Each month, Nexsen Pruet attorney Marc Manos, a member of the SC Bar Torts and Insurance Practice Section Council, sheds light on a few recent cases from the Fourth Circuit Court of Appeals, focused in the area of Torts & Insurance.
Below are noted cases from July 2017.
Pratt-Miller v. Arthur
No. 17-1024 (4th Cir. July 3, 2017) (Unpublished): Section 1983 claims based on shooting death of plaintiff’s son by sheriff’s deputy. Summary judgment for sheriff in her individual capacity on both Section 1983 and state law claims affirmed. Court agreed there was no proof Sheriff knew of and was deliberately indifferent to acts of deputy and evidence indisputable that acts of deputy lay outside the scope and course of employment. Affirmed.
Burwick v. Pilkerton
No. 16-2043 (4th Cir. July 13, 2017) (Unpublished): Section 1983 claim based on alleged excessive force by allowing police dog to bite suspect multiple times. Summary judgment for defendants affirmed even though district court erred in not considering plaintiff’s interrogatory answers. The interrogatory answers did not state they were based on personal knowledge, but the answers made clear by context they were and district court should have considered them. The interrogatory answers were, however, contradicted by requests to admit that plaintiff failed to answer and, therefore, were deemed admitted. When the only conflict in the facts is between two different statements of the party opposing summary judgment, there is no issue of material fact and summary judgment should be granted, citing Barwick v. Celotex Corp., 736 F.2d 946, 960 (4th Cir. 1984). Affirmed.
Lee v. Town of Seaboard
No. 16-1447 (4th Cir. July 14, 2017) (Published): Court reversed summary judgment for a police officer defendant who used deadly force by firing a gun into a car driven by a man fleeing an angry mob of party goers who wanted to beat the driver up. Evidence showed the car going a relatively slow speed, not pointed at mob, at time shots fired, and officer fired from a place of safety behind another vehicle. The evidence created a genuine issue of material fact whether the officer feared the use or imminent threat of deadly force by the Plaintiff, which was necessary to justify, the officer using deadly force. Reversed and remanded.
Bounds v. Parsons
No. 16-1686 (4th Cir. July 14, 2017) (Unpublished): Section 1983 case alleging excessive force by using aTaser on a suspect. Court affirmed summary judgment for police defendants. At time of arrest in 2013, use of Taser did not violate clearly established law, only in 2016 did Fourth Circuit made clear a Taser may only be deployed when an officer faces an exigency that creates an immediate safety risk, citing Armstrong v. Vill. of Pinehurst, 810 F.3d 892, 909-910 (4th Cir. 2016). Summary judgment based on qualified immunity affirmed.

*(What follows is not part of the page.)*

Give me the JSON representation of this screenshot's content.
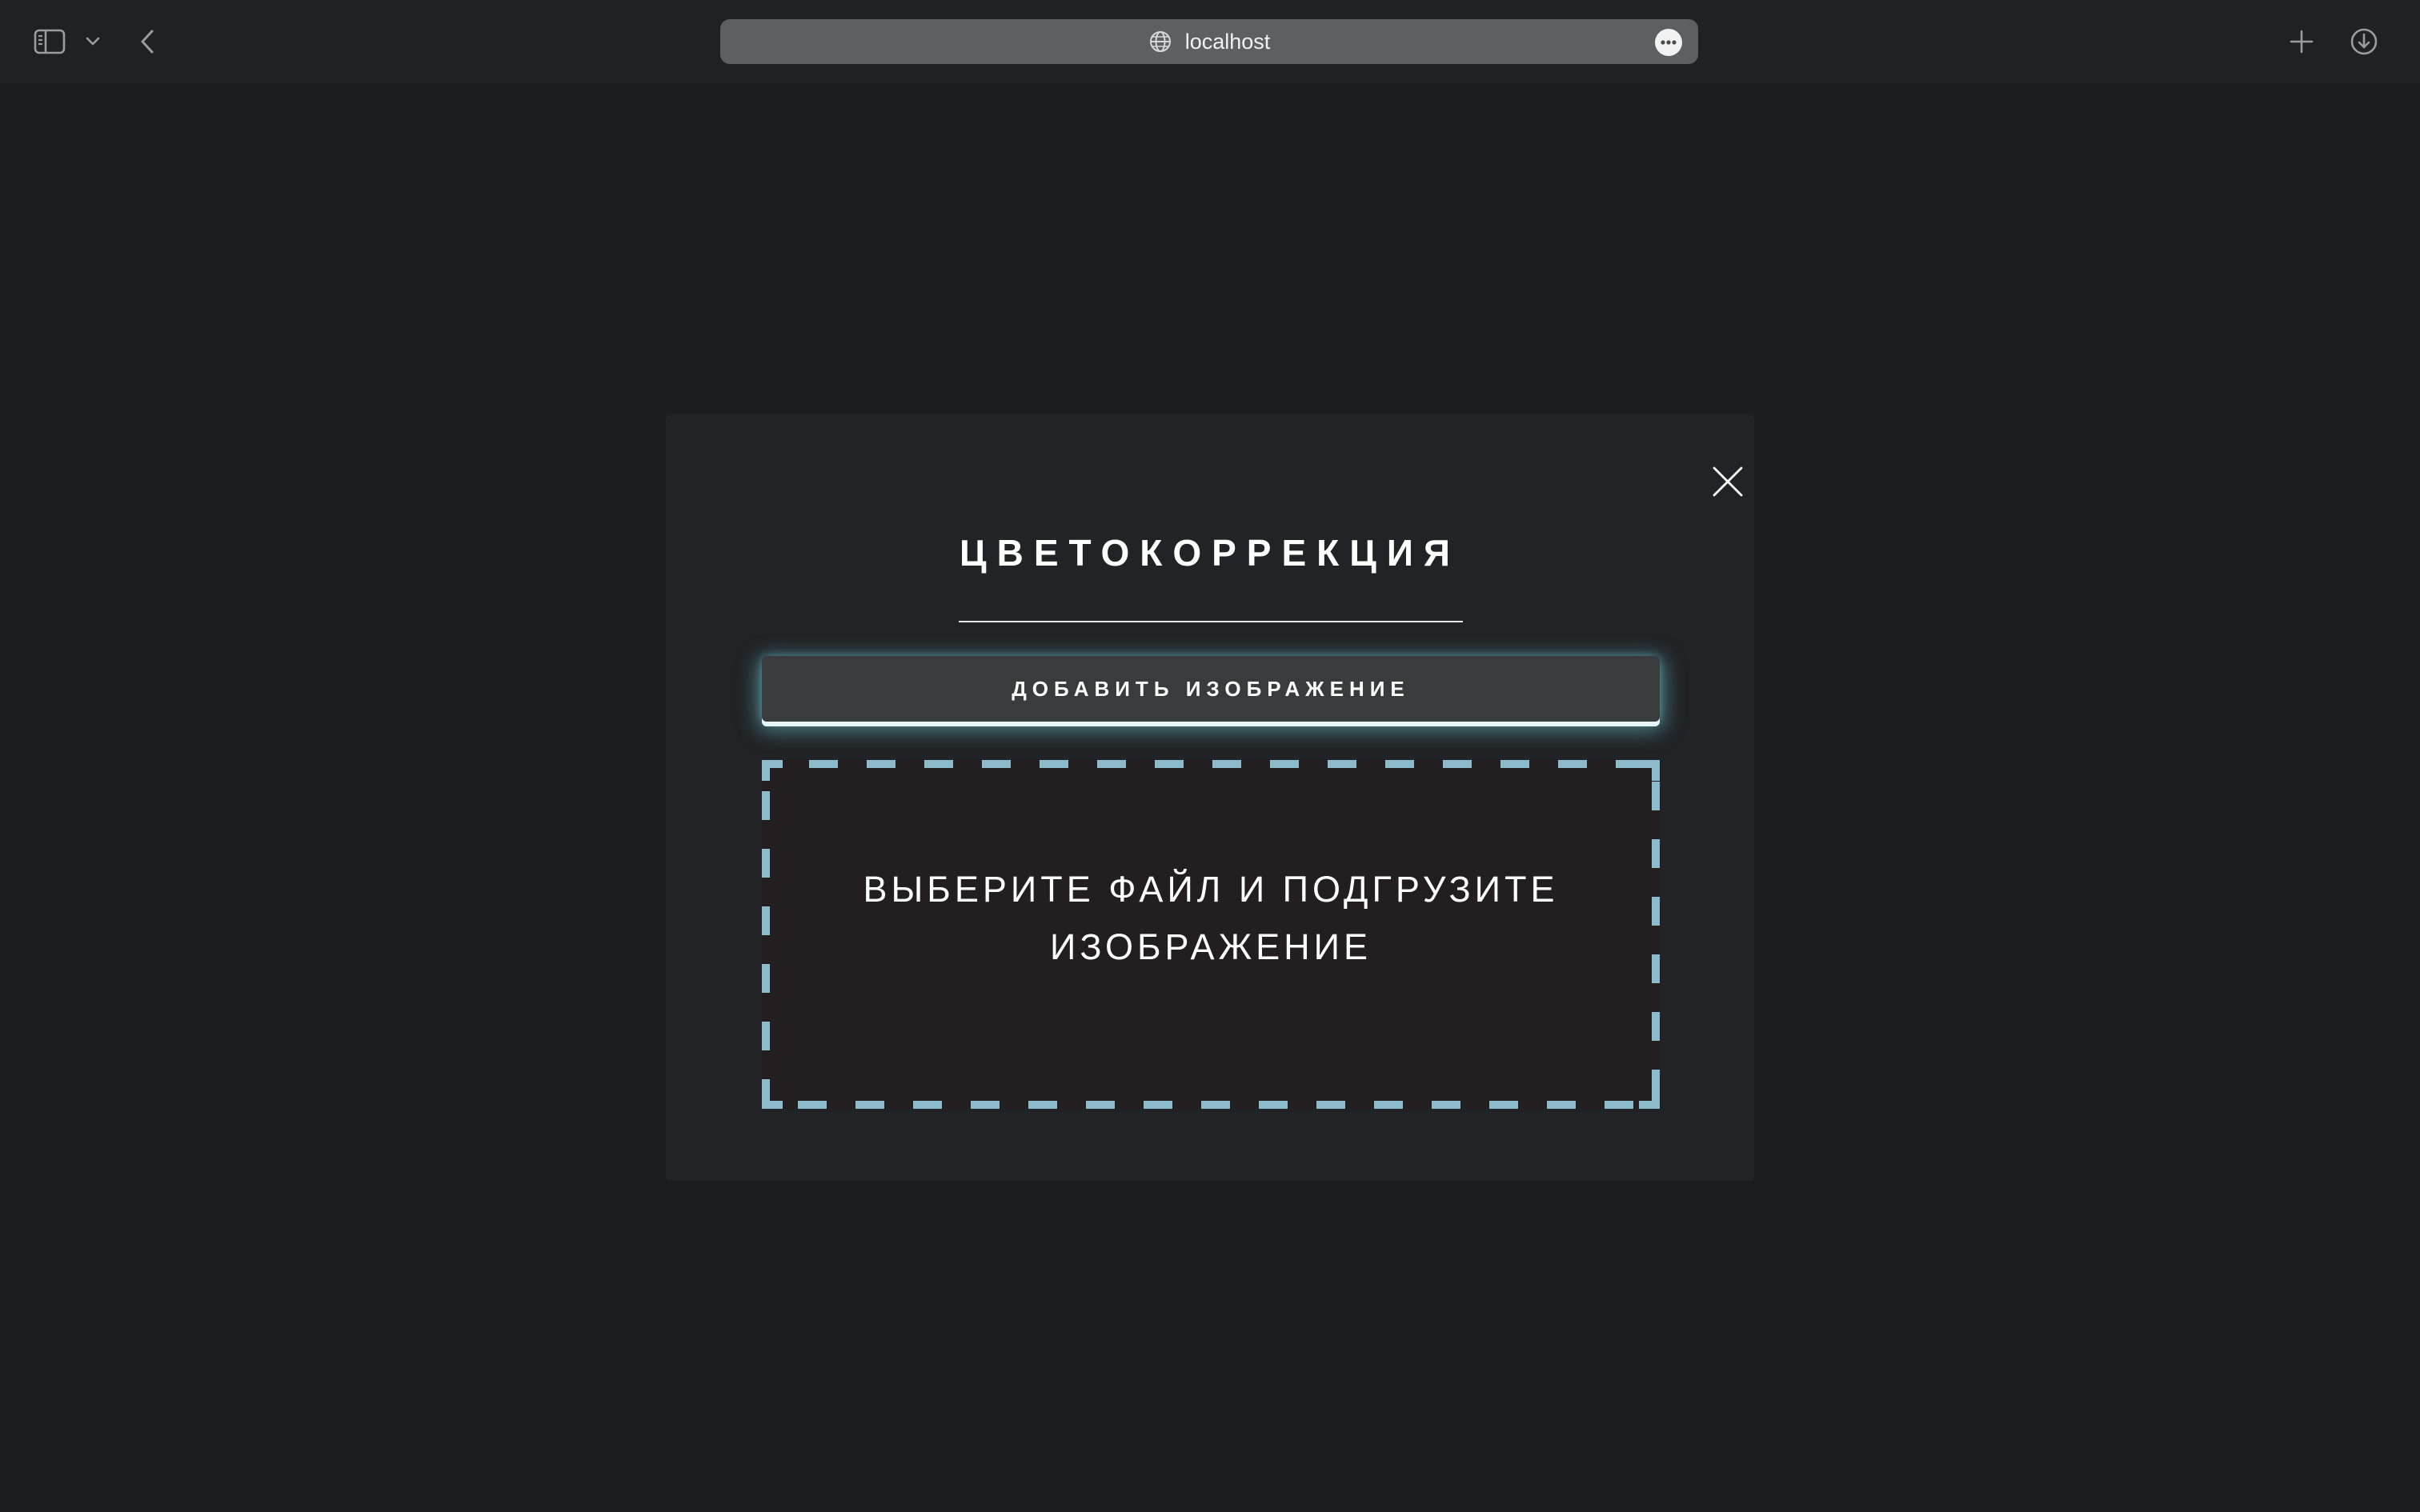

Daugherty v. Ocwen Loan Servicing, LLC
No. 16-2243 (4th Cir. July 26, 2017): Mortgage servicer failed to properly investigate erroneous trade line on consumer’s credit report for over 17 months and nine correction requests, including contact from governmental agencies. Jury verdict for plaintiff on liability and willfulness affirmed with award of $6,234 in actual damages. Punitive damages decreased nisi remittitur from $2,500,000 to $600,000. Important rulings regarding the trial included—(1) Failure to put documents on pre-trial exhibit list harmless because defendant already had the documents and used them in plaintiff’s deposition; (2) Expert testimony on reasonableness of investigation under Fair Credit Reporting Act regulatory framework not a “legal conclusion” and properly admitted; (3) corporate representative of defendant left without being excused by court and was not available for punitive damages phase testimony and district court therefore properly allowed plaintiff to admit parent company’s consolidated balance sheet form SEC 10-K for proof on reasonable amount of punitive damages; and (4) $600,000 was the “outer most” constitutional amount of punitive damages allowable. Affirmed in part, modified in part and remanded.
Gray v. Kern
No. 16-1523 (4th Cir. July 27, 2017) (Unpublished): African-American University of Maryland Police trainee brought Section 1983 and state tort claims against police instructor who shot trainee in the head with live service pistol during training and others responsible for training course. Summary judgment for defendants reversed in part. District court properly granted summary judgment to all defendants on Section 1983 claim based on Fourth Amendment as shooting did not occur as part of any actual or potential criminal prosecution/arrest as required for Fourth Amendment based liability. The Court reversed summary judgment for the Section 1983 claim based on substantive due process under the Fourteenth Amendment finding evidence the trainer violated rules against having live weapons in training, evidence of racial animus, evidence of intent to actually shoot the trainee, sufficient to create a material issue of fact for the trainer, his co-trainer and police supervisory defendants. Summary judgment affirmed in part, reversed and remanded in part.